Since naltrexone is a nonspecific opioid antagonist, naltrexone may act at different receptors during the processes of acquisition (learning) and consolidation, offering a plausible explanation for the results from Experiments 2 and 3. For example, naltrexone may have blocked active κ receptors during the learning process, thus naltrexone-paired pups did not show conditioned behavioral activation as did the saline controls. Also, when given naltrexone after acquisition (using the example κ receptors were unaffected during the training), naltrexone may have then affected conditioned μ receptors during the process of consolidation of an odor preference. If μ receptors are involved in consolidating the memory of a stimulus as being rewarding, then blocking these receptors during consolidation would affect the number of choices made towards the odor when tested. If blocking these receptors during consolidation alters cellular activity in reward or aversion areas, the consolidation could be altered from a preference to aversion.

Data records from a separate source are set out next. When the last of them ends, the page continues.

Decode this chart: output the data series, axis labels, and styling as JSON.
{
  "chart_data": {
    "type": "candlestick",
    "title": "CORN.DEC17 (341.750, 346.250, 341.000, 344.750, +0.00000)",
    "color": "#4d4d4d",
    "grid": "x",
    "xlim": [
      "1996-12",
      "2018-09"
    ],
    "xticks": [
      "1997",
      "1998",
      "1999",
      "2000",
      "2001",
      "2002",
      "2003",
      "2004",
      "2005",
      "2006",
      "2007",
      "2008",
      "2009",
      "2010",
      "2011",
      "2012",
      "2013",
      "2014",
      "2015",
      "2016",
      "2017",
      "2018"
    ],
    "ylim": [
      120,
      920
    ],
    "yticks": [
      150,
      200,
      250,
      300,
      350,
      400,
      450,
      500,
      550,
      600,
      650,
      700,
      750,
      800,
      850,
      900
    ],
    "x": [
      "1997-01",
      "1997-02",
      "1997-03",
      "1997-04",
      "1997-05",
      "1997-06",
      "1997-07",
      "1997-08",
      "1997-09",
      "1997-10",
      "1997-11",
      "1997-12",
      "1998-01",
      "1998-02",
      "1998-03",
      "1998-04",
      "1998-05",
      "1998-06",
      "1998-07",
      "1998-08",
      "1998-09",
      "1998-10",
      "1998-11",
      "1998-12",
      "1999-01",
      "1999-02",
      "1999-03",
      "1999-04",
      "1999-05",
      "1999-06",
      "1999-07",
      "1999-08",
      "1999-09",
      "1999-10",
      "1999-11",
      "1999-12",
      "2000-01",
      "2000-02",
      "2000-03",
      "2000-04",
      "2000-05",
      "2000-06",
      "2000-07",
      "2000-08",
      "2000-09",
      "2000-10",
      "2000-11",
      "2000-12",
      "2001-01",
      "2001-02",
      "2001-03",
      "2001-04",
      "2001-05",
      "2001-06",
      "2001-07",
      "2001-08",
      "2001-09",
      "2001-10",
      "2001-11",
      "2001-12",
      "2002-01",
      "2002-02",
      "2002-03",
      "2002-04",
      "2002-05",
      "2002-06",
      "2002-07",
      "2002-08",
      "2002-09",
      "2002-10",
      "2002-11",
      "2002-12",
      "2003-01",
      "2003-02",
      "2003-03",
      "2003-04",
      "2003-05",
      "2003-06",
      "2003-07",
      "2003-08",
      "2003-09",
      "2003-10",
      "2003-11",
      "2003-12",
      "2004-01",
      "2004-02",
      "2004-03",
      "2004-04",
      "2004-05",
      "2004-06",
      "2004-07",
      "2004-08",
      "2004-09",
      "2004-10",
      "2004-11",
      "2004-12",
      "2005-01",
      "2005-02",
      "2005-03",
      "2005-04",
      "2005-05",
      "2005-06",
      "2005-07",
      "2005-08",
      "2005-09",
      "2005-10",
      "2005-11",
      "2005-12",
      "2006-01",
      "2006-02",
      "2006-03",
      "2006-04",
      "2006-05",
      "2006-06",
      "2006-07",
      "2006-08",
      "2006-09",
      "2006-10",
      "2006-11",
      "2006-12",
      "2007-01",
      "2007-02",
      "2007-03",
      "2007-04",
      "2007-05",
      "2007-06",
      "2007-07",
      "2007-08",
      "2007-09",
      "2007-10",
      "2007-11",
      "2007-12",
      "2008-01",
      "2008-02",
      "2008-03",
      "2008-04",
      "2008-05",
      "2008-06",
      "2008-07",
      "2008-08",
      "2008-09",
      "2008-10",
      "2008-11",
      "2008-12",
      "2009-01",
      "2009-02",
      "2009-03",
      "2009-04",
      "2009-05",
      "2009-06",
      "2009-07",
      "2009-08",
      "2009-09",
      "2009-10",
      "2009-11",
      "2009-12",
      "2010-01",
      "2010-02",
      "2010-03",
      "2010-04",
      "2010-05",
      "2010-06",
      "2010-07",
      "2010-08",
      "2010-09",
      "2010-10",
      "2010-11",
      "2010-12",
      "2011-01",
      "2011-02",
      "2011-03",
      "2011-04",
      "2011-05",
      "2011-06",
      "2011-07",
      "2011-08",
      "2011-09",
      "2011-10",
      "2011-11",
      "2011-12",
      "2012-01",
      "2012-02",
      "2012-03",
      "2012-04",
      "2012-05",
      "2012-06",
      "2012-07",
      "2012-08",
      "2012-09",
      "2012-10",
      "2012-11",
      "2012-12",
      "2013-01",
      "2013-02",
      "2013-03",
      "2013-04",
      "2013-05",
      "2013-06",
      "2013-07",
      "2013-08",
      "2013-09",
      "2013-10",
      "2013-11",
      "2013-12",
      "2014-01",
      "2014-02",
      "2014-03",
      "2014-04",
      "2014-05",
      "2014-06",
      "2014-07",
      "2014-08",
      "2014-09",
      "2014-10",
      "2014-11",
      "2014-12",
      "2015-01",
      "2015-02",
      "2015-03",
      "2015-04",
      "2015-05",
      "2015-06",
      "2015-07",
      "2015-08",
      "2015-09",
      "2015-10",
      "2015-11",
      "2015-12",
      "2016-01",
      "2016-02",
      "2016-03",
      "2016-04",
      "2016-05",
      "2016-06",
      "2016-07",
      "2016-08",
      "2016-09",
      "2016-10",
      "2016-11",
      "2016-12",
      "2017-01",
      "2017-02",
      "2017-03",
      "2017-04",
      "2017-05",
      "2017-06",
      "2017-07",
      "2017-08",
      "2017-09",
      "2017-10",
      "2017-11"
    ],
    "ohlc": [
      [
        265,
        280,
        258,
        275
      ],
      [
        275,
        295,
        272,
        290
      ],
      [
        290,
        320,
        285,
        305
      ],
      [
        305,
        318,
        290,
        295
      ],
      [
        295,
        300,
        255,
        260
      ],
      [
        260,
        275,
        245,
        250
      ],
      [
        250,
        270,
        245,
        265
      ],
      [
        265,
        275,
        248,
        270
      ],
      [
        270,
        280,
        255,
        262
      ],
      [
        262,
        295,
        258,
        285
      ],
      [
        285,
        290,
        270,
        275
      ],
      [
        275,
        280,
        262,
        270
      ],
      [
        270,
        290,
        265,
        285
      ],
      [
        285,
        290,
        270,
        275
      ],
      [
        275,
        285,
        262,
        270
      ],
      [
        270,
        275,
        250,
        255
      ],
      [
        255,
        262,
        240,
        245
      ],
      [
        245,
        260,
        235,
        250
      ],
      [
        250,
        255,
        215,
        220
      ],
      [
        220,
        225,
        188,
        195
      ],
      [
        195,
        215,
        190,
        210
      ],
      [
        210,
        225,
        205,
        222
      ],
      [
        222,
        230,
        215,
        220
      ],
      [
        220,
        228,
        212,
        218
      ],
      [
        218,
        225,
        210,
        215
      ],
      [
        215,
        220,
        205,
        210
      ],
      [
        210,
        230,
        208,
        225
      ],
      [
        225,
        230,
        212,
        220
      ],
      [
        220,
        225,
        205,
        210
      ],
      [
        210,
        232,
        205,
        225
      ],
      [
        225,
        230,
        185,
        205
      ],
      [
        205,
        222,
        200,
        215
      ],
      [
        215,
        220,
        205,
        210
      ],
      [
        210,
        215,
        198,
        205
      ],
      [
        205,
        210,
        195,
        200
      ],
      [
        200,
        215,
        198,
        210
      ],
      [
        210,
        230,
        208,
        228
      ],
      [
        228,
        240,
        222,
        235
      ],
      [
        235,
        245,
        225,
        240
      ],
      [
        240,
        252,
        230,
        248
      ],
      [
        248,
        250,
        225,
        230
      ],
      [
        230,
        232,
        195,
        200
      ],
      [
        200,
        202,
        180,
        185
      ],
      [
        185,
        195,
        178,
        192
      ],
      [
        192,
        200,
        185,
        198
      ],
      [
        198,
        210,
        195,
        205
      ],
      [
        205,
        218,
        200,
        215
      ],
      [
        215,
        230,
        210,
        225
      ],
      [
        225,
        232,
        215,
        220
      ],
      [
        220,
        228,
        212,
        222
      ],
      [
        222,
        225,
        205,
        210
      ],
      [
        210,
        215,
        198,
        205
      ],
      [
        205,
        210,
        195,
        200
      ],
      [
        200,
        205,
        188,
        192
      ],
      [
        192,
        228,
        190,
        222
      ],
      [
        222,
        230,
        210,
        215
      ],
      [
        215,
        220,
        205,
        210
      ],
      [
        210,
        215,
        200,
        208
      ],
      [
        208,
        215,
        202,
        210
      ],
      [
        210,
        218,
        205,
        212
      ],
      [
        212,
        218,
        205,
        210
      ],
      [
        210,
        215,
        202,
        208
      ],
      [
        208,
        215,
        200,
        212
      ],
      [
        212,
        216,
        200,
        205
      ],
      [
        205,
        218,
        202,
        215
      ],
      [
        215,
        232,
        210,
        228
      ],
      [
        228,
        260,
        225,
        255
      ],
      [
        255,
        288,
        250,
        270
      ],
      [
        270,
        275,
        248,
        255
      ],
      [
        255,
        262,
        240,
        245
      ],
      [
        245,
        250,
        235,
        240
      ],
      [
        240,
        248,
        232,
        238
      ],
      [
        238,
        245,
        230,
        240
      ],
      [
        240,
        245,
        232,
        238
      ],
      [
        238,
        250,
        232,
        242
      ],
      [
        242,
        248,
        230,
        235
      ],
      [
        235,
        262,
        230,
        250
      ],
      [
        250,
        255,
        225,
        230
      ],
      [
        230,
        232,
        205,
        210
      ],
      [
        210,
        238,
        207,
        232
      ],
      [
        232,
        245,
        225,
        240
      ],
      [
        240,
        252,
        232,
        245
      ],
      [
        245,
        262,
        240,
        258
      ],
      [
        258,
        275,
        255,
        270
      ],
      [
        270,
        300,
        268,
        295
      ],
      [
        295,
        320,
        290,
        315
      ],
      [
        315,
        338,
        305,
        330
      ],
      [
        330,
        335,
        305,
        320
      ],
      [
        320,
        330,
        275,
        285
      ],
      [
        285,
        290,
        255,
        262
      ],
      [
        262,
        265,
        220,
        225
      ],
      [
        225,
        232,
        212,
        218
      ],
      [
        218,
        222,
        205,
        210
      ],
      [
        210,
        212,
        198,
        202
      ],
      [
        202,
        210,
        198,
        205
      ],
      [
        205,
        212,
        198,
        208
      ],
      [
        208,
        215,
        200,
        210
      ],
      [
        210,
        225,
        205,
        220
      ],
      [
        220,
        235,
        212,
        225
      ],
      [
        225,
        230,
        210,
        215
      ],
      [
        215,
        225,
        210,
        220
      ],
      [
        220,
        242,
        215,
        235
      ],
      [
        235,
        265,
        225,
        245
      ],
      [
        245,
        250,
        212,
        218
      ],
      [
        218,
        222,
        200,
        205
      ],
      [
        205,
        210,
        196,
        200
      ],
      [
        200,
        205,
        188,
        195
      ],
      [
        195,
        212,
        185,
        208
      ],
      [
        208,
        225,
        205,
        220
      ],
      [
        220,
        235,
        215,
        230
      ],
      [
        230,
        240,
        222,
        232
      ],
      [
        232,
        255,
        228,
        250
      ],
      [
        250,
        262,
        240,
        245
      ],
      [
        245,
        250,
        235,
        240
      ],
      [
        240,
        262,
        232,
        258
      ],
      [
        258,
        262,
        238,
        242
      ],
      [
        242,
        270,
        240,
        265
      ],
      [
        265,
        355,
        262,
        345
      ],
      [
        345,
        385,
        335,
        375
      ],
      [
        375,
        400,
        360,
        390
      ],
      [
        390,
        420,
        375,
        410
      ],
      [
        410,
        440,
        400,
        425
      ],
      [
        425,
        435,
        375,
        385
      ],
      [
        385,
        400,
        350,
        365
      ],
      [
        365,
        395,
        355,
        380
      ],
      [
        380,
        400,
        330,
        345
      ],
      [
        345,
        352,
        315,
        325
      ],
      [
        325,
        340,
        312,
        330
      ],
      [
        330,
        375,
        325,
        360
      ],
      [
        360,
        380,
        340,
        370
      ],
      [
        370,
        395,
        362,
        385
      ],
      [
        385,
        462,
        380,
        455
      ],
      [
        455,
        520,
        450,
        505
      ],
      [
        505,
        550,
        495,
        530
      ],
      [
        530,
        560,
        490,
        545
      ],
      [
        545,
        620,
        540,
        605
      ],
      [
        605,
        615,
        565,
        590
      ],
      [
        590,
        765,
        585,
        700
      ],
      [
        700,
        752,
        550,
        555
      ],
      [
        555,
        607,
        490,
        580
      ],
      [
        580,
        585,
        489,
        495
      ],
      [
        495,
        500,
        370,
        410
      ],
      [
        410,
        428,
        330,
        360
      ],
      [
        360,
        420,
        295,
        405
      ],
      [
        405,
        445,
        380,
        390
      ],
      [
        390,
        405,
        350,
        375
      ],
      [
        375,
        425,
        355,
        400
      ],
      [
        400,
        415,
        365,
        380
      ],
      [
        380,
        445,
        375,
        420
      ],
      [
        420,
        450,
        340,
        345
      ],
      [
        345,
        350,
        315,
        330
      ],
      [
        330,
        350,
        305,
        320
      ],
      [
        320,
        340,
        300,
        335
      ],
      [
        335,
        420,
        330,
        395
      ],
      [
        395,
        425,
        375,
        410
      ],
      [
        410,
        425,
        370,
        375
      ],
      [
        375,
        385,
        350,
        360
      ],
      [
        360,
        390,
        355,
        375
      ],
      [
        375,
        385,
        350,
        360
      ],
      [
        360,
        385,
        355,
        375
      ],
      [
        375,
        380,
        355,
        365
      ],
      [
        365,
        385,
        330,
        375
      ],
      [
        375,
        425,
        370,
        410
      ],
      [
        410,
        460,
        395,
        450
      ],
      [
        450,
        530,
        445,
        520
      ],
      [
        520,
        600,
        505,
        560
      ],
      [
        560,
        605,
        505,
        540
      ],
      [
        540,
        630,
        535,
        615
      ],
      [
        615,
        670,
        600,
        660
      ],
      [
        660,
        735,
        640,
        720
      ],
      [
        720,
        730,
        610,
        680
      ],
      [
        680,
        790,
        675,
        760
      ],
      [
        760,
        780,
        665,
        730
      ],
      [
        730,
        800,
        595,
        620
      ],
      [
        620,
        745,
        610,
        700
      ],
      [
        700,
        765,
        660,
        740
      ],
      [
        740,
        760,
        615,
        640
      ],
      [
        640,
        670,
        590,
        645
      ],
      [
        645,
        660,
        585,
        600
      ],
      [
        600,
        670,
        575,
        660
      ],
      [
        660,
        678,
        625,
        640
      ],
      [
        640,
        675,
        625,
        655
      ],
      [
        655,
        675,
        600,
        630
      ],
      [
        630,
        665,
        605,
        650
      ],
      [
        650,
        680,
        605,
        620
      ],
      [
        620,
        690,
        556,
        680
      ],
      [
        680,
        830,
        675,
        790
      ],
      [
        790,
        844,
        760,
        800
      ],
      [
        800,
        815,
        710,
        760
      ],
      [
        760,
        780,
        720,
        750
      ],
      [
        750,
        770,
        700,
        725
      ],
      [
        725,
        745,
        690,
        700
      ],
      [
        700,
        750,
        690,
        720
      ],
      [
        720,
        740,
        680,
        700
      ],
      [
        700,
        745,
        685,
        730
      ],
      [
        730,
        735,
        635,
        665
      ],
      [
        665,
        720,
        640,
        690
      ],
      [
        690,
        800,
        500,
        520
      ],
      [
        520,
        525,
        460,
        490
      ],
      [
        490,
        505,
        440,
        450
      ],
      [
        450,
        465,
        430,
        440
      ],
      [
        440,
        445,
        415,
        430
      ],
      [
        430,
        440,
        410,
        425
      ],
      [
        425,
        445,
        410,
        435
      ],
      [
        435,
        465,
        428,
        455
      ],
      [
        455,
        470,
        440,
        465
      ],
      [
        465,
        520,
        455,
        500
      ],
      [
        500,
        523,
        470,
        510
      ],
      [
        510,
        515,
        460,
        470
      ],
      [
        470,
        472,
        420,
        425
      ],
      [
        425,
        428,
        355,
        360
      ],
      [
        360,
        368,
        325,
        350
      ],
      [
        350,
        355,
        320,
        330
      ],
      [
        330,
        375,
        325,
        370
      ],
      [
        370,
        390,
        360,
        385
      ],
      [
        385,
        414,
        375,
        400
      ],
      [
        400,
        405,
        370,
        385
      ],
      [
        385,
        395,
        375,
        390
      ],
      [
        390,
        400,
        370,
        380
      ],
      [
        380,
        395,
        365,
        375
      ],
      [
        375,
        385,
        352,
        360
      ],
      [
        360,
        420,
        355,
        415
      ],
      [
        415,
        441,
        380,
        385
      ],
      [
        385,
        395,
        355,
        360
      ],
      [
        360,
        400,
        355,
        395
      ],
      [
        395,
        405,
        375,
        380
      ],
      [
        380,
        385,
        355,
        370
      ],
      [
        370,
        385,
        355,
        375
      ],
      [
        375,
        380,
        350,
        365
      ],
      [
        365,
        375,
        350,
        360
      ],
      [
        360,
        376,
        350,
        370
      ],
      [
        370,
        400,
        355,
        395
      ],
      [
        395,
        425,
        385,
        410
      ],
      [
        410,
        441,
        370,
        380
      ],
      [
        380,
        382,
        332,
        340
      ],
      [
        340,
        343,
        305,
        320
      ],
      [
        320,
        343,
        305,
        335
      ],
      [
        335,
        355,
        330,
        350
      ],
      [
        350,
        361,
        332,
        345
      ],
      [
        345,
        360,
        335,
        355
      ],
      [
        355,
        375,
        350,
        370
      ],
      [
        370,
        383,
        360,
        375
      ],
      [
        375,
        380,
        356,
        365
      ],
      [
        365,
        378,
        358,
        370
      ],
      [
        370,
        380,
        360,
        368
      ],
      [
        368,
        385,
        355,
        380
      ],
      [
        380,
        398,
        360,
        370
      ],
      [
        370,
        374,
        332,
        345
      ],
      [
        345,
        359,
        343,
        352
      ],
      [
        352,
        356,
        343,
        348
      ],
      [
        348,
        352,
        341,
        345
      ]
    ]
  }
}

Further evidence for this interpretation was shown by Carr, Kutchukhidze, and Park (1999); systemic injections of naltrexone in adults induced c-fos immunoreactivity, which indicates increased cellular activity, in the extended amygdala. These areas—bed nucleus of the stria terminalis (BSTLD), nucleus accumbens shell (NACshell), and the central nucleus of the amygdala (ceA) —mediate motivation and reward. Carr et al. (1999) also showed that κ receptor blockade is responsible for the immunoreactivity in the BSTLD and CeA while μ receptor blockade is responsible for the increased activity in the NACshell. They concluded that the CeA might be under inhibitory control of both μ and κ receptors. These results suggest that blockade of receptors in particular areas of the reward pathway is responsible for our results. Cellular activation by naltrexone may alter perception of stimuli, which Park and Carr (1998) hypothesized to account for aversion and even suppression of the positive responses towards stimuli. Blocking κ receptors is not aversive (Carr, Papadouka, & Wolinsky, 1993; Leventhal, Kirkham, Cole, & Bodnar, 1995), thus if κ receptors participate in acquisition, this may explain why pups demonstrated neither an aversion nor preference in Experiment 2. If blockade of μ receptors is aversive (Shippenberg, 1993), and these receptors are involved in the consolidation of a conditioned odor preference, then this may explain why subjects demonstrated an aversion in Experiment 3; naltrexone altered opioid secretion in areas necessary for reward, thus altering the perception of the conditioned stimulus. Taken together, our results as well as results from the aforementioned studies suggest that odor conditioning involves several opioid receptors, and how and when developmentally they are altered may offer insight into the role of this neurotransmitter system in mother–infant attachment.